アメリカはイラン革命後、人質にされたテヘランの大使館員を救出すべく軍事オプションを試みたが、失敗していた[1980年、救出作戦の失敗でイラン領内に墜落した米軍ヘリ](C)時事通信フォト

 アメリカ・イスラエルの対イラン戦争が、激しさを増している。アメリカのトランプ政権が、イスラエルの誘いに応じて、戦略的見通しのない軍事行動を起こしてしまったことが、直接の原因である。

 私自身は、開戦直後からアメリカとイスラエルの「技術に溺れた賭け」は、実際には長期消耗戦に陥る可能性が高く、構造的な「アメリカの衰退」の傾向を強めていくことになるだろう、ということを書き続けている。

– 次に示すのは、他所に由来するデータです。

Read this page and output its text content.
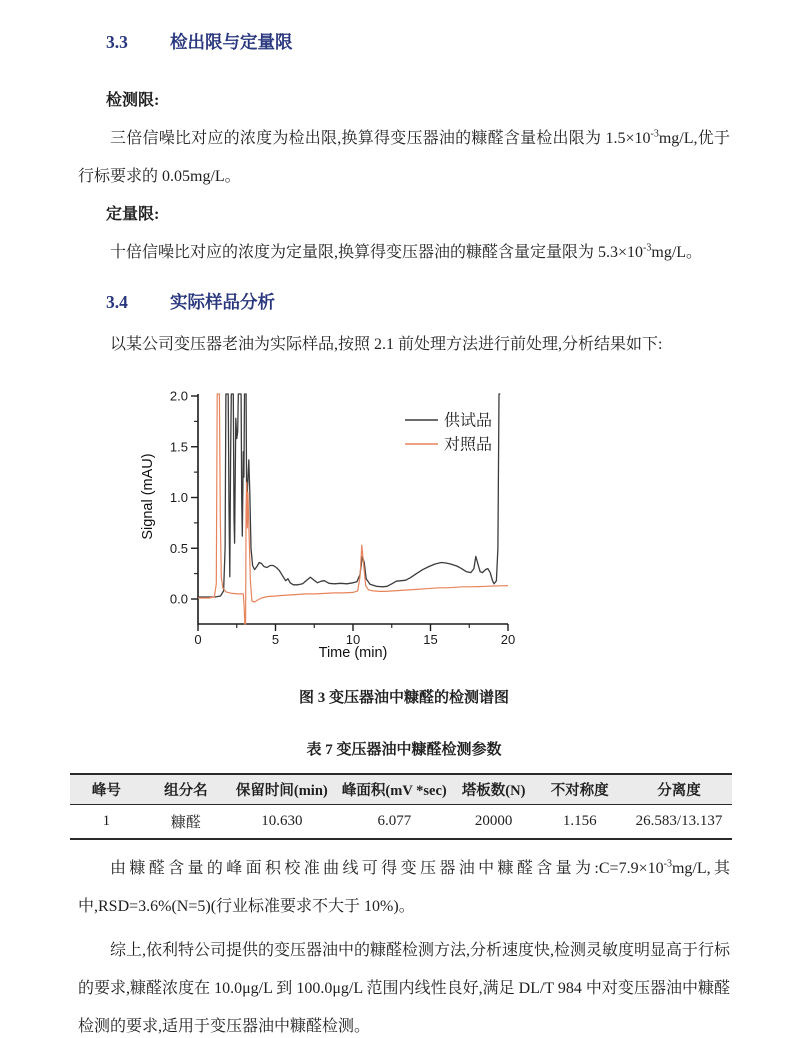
3.3 检出限与定量限

检测限:

三倍信噪比对应的浓度为检出限,换算得变压器油的糠醛含量检出限为 $1.5\times 10^{-3}mg/L$,优于行标要求的 0.05mg/L。

定量限:

十倍信噪比对应的浓度为定量限,换算得变压器油的糠醛含量定量限为 $5.3\times 10^{-3}mg/L$。

3.4 实际样品分析

以某公司变压器老油为实际样品,按照 2.1 前处理方法进行前处理,分析结果如下:

0.0
0.5
1.0
1.5
2.0
0	5	10	15	20
Signal (mAU)
Time (min)
供试品
对照品

图 3 变压器油中糠醛的检测谱图

表 7 变压器油中糠醛检测参数

峰号	组分名	保留时间(min)	峰面积(mV *sec)	塔板数(N)	不对称度	分离度
1	糠醛	10.630	6.077	20000	1.156	26.583/13.137

由糠醛含量的峰面积校准曲线可得变压器油中糠醛含量为$:C=7.9\times 10^{-3}mg/L$,其中,RSD=3.6%(N=5)(行业标准要求不大于 10%)。

综上,依利特公司提供的变压器油中的糠醛检测方法,分析速度快,检测灵敏度明显高于行标的要求,糠醛浓度在 10.0μg/L 到 100.0μg/L 范围内线性良好,满足 DL/T 984 中对变压器油中糠醛检测的要求,适用于变压器油中糠醛检测。
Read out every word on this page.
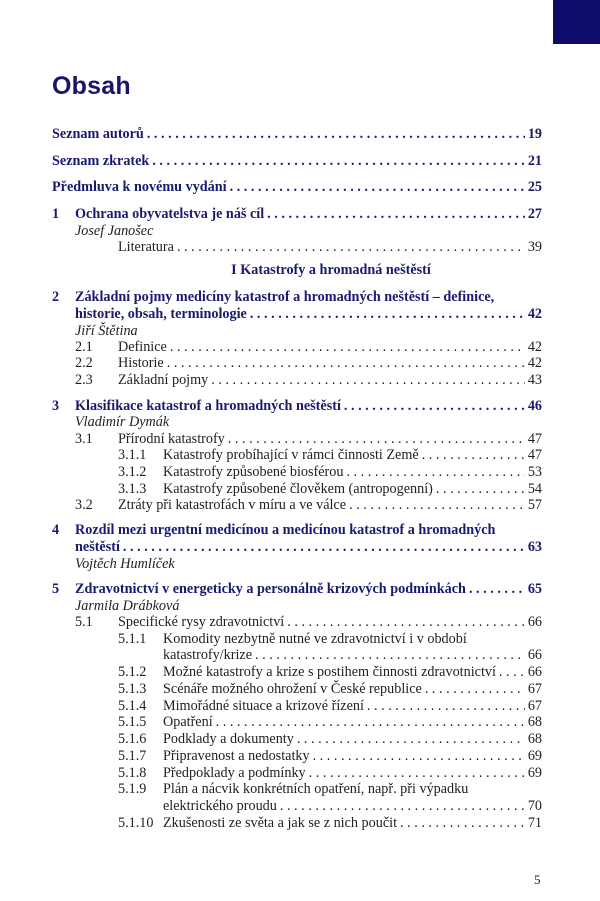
Obsah
Seznam autorů . . .	19
Seznam zkratek . . .	21
Předmluva k novému vydání . . .	25
1 Ochrana obyvatelstva je náš cíl . . .	27
Josef Janošec
Literatura . . .	39
I Katastrofy a hromadná neštěstí
2 Základní pojmy medicíny katastrof a hromadných neštěstí – definice,
historie, obsah, terminologie . . .	42
Jiří Štětina
2.1 Definice . . .	42
2.2 Historie . . .	42
2.3 Základní pojmy . . .	43
3 Klasifikace katastrof a hromadných neštěstí . . .	46
Vladimír Dymák
3.1 Přírodní katastrofy . . .	47
3.1.1 Katastrofy probíhající v rámci činnosti Země . . .	47
3.1.2 Katastrofy způsobené biosférou . . .	53
3.1.3 Katastrofy způsobené člověkem (antropogenní) . . .	54
3.2 Ztráty při katastrofách v míru a ve válce . . .	57
4 Rozdíl mezi urgentní medicínou a medicínou katastrof a hromadných
neštěstí . . .	63
Vojtěch Humlíček
5 Zdravotnictví v energeticky a personálně krizových podmínkách . . .	65
Jarmila Drábková
5.1 Specifické rysy zdravotnictví . . .	66
5.1.1 Komodity nezbytně nutné ve zdravotnictví i v období
katastrofy/krize . . .	66
5.1.2 Možné katastrofy a krize s postihem činnosti zdravotnictví . . . 66
5.1.3 Scénáře možného ohrožení v České republice . . .	67
5.1.4 Mimořádné situace a krizové řízení . . .	67
5.1.5 Opatření . . .	68
5.1.6 Podklady a dokumenty . . .	68
5.1.7 Připravenost a nedostatky . . .	69
5.1.8 Předpoklady a podmínky . . .	69
5.1.9 Plán a nácvik konkrétních opatření, např. při výpadku
elektrického proudu . . .	70
5.1.10 Zkušenosti ze světa a jak se z nich poučit . . .	71
5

https://shinodahideaki.theletter.jp/posts/074b8ecd-0ac2-4387-a15c-ce427e6f15ff

https://gendai.media/articles/-/165036

 今回、特に特徴的だったのが、現実から乖離したドナルド・トランプ大統領のSNSでの言葉に一喜一憂する金融市場や、異様な楽観論を流布したアメリカのシンクタンク系の論評に流される安全保障専門家層が、目立ったことだ。「地政学リスク」は語っても実際の政治情勢分析を主体的に行う準備がない金融関係者のみならず、アメリカのシンクタンクの言説を絶対視するあまり宣伝戦に加担してしまいかねないところまでいってしまう場合がありうるリスクが露呈した。